Wednesday, February 11, 2009
Valentines Day: a pinnacle of consumerism
I can't tell if I'm posting this before or after Kate's Valentines Day post (stupid time zones!), but I just wanted to chime in with my own views on this day: I hate it. I know Kate says you don't have to and all that, but I think you really do, and not because of the relationships part of it. Pretty much the only holiday I like anymore is Thanksgiving, because advertisers really can't do much with it except push turkey and yams at you. It's also the only holiday we have about being grateful for what you have, as opposed to what you're hoping to get, or what you can get out of others. I think of Valentines Day as the pinnacle of consumerism, Hallmark's ode to useless garbage (except for those little heart-shaped, pastel-colored candies; those are good).
Also, there's a very good reason you should dislike Valentines Day from a relationship point of view: your 'someone special' is (presumably) someone special all year long. What better way to assuage your guilt of ignoring or taking for granted him/her the other 364 days of the year than by buying something that will be in the trash within a week? Actually, that has a touch of irony to it, though not in a good way.
Anyway, it's a day that should be ignored. Take your significant other on a picnic, or stay in and do something, whatever floats your boat, just remember that you ought to be doing it year-round, not on Valentines Day when you're being charged exorbitant prices for what ought to be common place for the two of you.

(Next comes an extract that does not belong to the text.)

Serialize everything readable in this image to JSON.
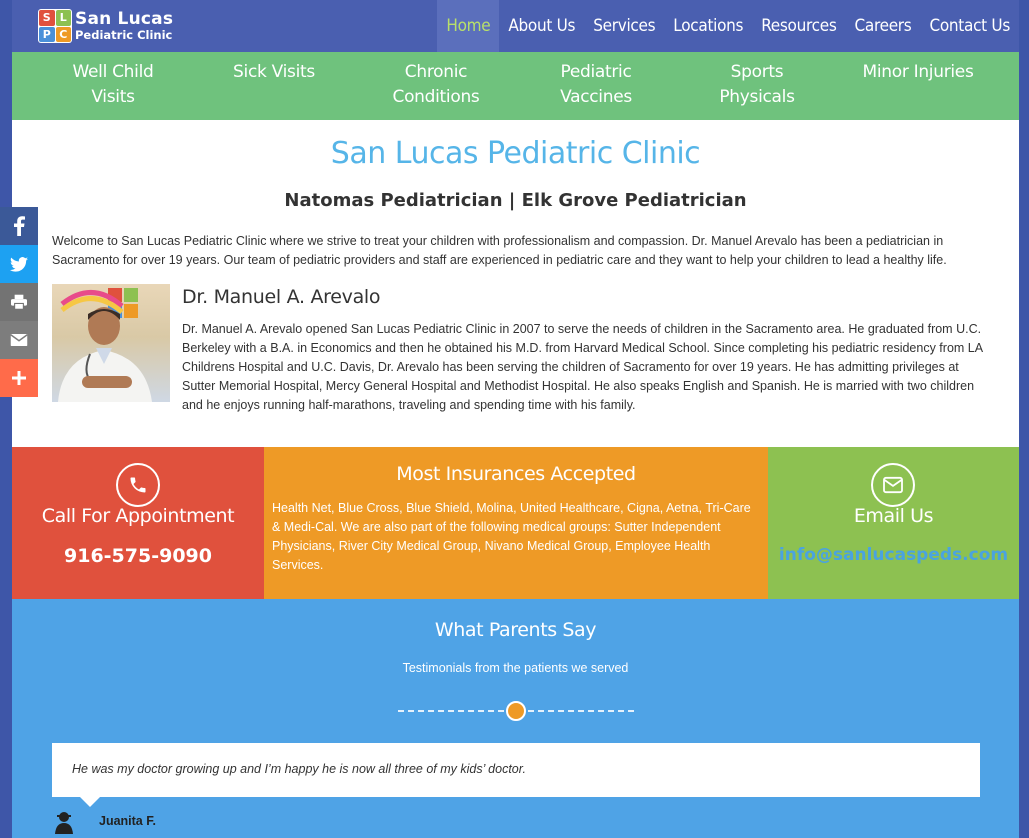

As a single, I'm free to completely ignore the day (except for when I'm laughing at people spending $50+ for flowers). There's a forum I'm active on, where a boy was complaining about not being able to stay in a relationship. Not just complaining, he actually seemed panicked about it. Everyone was busy comforting him, letting him know that eventually someone would come along, etc. I pointed out to him that being single isn't terrible, it's a wide open world where you never have to hear, "But why don't you want to spend time with me?" or, "Why don't you call when you say you are?" These seem like pretty big perks to me. Then again, I'm a twenty-two years-old curmudgeon, so take it for what it's worth.